A friend, Ricardo Levy, recently taught me. He is a successful entrepreneur. Six months ago he had to make one of the most complex and difficult decisions of his life. He has since spent much time pondering the meaning of the difficult experience.
He called and talked through what happened. He shared a diagram of the process. He said he had to fearfully step into the unknown. He had to stay there until he knew what to do. Doing so was like entering crucible of transformation. Inside his lonely crucible, the anxiety was extreme. As he wrestled with his paradoxical tensions, a change took place. He knew what to do.
He said that the transformational moment brought understanding. Complexity reduced to simplicity. It was as if the crucible became a chalice, filled with life-giving refreshment.
In describing the transformative moment on the phone, this man of great analytic ability began to slow. He struggled to express all that seemed to transpire. He was, in real time, learning from his own observations.
He spoke of the transformational moment as leaving the analytic realm and entering the human realm and seeing the whole context. His fear turned to confidence, hope, and love.
He said that in that moment he also found a new voice, the voice of a leader. He could suddenly speak both logically and with genuine feeling.
He again slowed. I could tell he was doing sense making in real time.
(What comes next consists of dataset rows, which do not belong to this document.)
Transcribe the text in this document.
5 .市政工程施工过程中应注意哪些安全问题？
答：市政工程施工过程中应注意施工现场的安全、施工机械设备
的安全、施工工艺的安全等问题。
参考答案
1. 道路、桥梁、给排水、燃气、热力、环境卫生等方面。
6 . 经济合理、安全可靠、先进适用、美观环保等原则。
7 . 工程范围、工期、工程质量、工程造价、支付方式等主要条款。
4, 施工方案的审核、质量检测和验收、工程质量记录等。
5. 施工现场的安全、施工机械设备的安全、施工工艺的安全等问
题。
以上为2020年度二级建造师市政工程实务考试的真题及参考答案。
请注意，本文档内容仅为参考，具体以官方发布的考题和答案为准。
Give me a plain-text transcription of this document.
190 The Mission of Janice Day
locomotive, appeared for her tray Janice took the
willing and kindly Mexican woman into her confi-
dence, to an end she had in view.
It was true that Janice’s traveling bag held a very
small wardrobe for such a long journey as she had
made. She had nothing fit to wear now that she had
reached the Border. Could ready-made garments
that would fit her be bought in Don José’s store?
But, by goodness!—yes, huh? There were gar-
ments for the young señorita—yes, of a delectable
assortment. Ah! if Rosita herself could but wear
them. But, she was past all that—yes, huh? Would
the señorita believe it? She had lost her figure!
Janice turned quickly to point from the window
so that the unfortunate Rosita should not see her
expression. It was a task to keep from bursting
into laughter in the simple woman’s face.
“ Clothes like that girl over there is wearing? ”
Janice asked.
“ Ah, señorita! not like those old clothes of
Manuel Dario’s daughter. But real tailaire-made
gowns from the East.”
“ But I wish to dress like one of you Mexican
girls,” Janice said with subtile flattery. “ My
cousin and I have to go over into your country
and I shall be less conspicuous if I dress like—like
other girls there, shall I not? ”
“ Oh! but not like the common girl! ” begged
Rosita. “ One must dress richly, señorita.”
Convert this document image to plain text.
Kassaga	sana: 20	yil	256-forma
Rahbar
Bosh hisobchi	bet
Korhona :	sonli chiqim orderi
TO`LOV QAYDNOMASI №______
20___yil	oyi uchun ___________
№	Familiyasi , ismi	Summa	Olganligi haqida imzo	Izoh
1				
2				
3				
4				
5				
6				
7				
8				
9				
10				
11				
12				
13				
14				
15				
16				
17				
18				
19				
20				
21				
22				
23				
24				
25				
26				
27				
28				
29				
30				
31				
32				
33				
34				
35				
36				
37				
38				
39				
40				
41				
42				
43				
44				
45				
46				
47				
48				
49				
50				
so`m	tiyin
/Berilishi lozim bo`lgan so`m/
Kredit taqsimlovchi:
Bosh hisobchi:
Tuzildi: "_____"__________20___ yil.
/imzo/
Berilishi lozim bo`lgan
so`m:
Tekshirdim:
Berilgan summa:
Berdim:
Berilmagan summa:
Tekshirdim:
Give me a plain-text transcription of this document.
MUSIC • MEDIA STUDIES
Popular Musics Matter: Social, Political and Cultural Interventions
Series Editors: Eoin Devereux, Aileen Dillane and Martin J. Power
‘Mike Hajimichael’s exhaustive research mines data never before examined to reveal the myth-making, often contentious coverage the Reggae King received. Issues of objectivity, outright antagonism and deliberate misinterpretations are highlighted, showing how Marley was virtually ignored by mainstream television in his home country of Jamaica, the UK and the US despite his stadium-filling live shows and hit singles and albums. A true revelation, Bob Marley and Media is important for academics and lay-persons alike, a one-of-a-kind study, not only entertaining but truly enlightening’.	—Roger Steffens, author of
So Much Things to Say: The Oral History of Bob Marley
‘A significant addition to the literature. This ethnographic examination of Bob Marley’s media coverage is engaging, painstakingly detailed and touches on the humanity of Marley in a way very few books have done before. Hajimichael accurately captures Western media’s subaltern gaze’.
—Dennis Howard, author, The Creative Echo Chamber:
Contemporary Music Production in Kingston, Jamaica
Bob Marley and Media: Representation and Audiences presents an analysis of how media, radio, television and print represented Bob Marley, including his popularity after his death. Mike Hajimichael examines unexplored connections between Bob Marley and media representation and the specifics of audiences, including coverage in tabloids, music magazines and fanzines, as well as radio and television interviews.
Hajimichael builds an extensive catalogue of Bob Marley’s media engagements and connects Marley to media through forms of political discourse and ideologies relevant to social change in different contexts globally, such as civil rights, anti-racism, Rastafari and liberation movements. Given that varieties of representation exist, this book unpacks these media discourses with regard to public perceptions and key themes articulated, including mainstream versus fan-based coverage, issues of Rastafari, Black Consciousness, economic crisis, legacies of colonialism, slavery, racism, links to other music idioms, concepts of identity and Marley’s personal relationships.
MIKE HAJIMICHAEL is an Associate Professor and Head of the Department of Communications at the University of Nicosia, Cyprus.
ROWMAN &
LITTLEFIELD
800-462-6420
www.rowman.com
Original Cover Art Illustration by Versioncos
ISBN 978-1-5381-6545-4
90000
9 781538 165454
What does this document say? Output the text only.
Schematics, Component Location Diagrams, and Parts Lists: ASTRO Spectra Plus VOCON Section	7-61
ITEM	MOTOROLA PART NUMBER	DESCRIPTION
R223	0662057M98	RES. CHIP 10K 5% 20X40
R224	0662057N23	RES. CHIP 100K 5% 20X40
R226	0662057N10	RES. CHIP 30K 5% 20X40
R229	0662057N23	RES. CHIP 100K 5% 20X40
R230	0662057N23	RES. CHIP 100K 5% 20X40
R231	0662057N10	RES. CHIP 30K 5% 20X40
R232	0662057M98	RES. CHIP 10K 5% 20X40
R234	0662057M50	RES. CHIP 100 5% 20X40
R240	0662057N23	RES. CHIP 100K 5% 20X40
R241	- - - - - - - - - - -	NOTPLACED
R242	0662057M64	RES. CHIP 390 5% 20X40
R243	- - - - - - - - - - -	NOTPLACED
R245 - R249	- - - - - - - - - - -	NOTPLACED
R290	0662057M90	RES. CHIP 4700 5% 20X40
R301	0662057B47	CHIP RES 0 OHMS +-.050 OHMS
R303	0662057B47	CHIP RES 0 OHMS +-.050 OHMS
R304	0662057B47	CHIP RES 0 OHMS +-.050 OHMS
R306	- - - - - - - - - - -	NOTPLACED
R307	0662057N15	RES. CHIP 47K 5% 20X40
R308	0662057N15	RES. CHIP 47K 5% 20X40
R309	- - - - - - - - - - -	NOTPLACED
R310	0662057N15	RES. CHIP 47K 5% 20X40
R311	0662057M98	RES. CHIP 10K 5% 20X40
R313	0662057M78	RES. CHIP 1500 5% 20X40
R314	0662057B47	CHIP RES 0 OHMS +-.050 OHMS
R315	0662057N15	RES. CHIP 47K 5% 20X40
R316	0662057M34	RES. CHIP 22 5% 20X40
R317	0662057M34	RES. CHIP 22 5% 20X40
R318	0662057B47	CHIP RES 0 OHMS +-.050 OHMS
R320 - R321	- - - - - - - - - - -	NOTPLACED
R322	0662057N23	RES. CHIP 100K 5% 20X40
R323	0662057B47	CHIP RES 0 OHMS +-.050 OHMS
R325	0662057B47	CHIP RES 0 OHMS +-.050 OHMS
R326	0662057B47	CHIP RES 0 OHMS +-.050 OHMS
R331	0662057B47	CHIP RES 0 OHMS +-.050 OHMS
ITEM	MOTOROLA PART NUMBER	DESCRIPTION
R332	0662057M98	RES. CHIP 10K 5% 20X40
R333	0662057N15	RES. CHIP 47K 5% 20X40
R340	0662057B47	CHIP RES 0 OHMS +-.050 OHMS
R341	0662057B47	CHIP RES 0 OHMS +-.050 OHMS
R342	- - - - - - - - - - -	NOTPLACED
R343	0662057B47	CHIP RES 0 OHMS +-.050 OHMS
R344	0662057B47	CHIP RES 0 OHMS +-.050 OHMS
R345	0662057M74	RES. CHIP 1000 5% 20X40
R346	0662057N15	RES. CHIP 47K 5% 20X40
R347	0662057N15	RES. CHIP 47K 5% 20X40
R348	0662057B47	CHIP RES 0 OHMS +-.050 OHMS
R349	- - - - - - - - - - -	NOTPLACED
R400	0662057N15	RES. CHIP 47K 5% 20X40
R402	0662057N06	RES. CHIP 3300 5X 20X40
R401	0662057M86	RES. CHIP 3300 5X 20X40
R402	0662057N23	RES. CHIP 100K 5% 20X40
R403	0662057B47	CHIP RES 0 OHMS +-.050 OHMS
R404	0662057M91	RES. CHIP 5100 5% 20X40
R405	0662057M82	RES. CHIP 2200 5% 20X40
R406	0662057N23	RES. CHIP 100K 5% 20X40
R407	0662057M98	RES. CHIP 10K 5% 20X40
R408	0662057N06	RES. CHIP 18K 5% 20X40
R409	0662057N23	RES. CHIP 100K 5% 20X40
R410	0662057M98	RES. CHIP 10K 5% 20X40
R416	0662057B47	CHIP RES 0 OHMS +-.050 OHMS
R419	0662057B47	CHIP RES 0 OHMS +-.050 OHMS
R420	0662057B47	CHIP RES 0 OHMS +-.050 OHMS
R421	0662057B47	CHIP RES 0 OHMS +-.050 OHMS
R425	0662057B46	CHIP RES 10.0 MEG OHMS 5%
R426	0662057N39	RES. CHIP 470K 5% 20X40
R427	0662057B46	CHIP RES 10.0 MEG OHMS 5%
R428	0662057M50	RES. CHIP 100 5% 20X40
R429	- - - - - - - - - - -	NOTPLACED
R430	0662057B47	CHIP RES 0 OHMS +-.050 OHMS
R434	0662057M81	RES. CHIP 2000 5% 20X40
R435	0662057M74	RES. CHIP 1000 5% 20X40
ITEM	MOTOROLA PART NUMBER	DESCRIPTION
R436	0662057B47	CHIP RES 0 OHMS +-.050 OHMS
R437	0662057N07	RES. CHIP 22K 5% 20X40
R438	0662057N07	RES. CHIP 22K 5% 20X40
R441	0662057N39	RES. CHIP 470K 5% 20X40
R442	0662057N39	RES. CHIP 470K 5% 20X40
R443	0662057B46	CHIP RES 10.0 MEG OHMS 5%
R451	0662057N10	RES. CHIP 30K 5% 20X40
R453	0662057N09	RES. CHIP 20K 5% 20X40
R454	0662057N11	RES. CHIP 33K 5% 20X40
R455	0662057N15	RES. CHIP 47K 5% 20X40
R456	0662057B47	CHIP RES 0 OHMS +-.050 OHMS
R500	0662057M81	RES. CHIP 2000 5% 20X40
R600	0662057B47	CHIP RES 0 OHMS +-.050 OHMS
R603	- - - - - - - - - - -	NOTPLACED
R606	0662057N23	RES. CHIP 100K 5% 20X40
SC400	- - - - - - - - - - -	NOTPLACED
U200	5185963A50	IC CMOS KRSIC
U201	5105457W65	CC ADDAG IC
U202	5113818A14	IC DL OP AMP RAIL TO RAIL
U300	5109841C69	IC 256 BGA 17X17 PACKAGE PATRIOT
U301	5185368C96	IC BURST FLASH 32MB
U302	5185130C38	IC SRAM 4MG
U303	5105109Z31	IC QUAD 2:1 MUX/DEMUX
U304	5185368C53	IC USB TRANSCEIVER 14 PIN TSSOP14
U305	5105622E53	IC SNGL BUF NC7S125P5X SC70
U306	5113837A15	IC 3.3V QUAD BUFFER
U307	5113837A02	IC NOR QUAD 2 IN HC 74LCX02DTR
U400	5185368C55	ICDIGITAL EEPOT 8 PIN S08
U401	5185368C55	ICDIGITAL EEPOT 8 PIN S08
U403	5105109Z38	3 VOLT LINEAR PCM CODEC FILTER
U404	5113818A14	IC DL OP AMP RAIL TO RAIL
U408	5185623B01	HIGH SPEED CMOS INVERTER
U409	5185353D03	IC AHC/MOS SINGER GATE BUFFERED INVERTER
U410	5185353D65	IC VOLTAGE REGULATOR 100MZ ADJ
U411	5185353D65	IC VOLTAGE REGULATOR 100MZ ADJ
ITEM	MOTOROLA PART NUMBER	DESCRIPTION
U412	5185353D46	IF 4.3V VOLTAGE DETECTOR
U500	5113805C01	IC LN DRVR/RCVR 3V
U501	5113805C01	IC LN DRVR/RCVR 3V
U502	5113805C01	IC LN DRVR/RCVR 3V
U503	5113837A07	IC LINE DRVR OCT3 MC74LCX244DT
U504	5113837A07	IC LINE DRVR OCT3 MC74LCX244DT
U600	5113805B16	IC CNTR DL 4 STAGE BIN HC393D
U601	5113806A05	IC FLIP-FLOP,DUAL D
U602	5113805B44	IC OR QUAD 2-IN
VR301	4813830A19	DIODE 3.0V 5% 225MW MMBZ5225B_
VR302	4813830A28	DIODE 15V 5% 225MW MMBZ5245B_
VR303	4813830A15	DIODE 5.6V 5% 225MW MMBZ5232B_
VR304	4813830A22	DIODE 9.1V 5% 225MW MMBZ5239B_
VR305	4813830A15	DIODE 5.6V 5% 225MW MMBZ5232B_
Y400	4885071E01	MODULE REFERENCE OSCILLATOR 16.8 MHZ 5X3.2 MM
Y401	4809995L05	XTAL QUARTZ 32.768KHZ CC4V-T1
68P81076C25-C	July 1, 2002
He mentioned the word covenant and paused again.
He said that when you find the leader within, you discover that you have a covenant. The people expect the leader to see the way. The leader must do his or her best to find the way. In uncertainty, this means entering the cauldron and suffering the process of deep learning. The commitment to learning is an act of carrying the people in love.
I was mesmerized by his notion of the leadership covenant. It is a sacred agreement we make with our best self, our dynamic, growing self. It is a promise to be whole, to be simultaneously analytical and human. It is a promise to engage the whole, to recognize that the other is a being of reason and of emotion, to recognize the organization is both a technical system and a dynamic, social system that needs to learn, grow, and adapt.
The emergent leadership covenant is a promise to pursue the common good of the system while loving and nourishing the people who comprise the system. Only when we keep this covenant do we continue to bring enlightenment or the simplicity from the other side of complexity. The understanding or simplicity from the other side of complexity is vision. Self-interest pulls every organization toward convention and decay; when we keep the leadership covenant, we can help rescue the organization from that natural path.

  • What is the simplicity on the other side of complexity?
  • Why is it necessary to enter the crucible and stay there?
  • What do you believe about the emergent covenant of leadership?
  • How could we use this passage to create a more positive organization?